The strength of this study is its large number of relatively rare clinicopathologic entities, such as stage III cancers and triple negative cancers, in a single institution. The advantage of a single institution series is the systematic standardization of clinical and pathologic criteria assigned by individual surgeons and pathologists in the classification of locally advanced breast cancer or inflammatory breast cancer.
The major limitations of this study include the lack of long-term follow-up to evaluate overall long-term survival differences.
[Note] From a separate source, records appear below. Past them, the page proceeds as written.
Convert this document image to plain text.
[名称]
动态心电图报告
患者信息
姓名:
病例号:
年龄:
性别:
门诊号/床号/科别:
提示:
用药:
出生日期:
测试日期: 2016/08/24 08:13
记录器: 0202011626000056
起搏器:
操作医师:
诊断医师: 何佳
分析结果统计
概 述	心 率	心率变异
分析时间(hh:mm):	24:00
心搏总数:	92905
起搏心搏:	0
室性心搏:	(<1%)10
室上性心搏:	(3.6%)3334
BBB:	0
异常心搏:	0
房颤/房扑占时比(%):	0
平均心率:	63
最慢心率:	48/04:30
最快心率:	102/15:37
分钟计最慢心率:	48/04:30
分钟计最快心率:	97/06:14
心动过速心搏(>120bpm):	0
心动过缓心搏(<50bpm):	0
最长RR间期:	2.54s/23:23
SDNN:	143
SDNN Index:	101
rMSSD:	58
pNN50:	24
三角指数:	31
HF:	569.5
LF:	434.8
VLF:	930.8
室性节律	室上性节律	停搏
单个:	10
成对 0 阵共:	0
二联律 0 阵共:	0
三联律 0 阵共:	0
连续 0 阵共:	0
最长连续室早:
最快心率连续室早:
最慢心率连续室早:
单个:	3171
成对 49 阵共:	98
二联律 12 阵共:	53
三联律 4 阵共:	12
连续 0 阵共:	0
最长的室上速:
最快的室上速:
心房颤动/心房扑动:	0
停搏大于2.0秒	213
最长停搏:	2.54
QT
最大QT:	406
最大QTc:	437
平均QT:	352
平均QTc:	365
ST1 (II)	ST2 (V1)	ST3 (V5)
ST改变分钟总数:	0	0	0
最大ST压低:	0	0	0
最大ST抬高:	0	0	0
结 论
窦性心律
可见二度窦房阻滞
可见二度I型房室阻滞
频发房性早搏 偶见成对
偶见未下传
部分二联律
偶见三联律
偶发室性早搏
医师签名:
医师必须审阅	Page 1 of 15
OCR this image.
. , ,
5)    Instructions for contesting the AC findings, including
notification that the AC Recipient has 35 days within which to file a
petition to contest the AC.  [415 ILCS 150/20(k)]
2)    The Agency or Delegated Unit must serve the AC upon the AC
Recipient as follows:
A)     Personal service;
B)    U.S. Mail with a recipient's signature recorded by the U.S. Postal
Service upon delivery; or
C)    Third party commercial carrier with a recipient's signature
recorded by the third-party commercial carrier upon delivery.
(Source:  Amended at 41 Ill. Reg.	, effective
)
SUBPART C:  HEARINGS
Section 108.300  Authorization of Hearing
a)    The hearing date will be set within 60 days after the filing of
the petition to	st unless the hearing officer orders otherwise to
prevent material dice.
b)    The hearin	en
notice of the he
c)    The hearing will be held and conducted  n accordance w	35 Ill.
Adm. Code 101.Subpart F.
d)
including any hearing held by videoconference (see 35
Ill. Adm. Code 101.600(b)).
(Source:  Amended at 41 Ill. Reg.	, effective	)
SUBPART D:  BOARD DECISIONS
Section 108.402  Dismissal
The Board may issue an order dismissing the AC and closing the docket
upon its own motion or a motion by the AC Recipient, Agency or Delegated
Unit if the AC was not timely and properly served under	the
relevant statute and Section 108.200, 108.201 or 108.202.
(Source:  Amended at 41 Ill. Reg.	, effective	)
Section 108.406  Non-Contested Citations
As with many retrospective analyses using tumor registry data and charts instead of prospective data collection, it is possible that staging errors occurred, especially in inflammatory breast cancers.
This study suggests that in AA women there are distinct clinical behaviors associated with stage III breast cancers. The high rate of refusal for important lifesaving therapies that we identified needs further study after implementation of our planned initiatives, so all women are offered and will receive appropriate care based on stage of diagnosis.
Conflict of Interest Disclosures
This work is funded in part by the Avon Foundation (M.R., M.J.L.).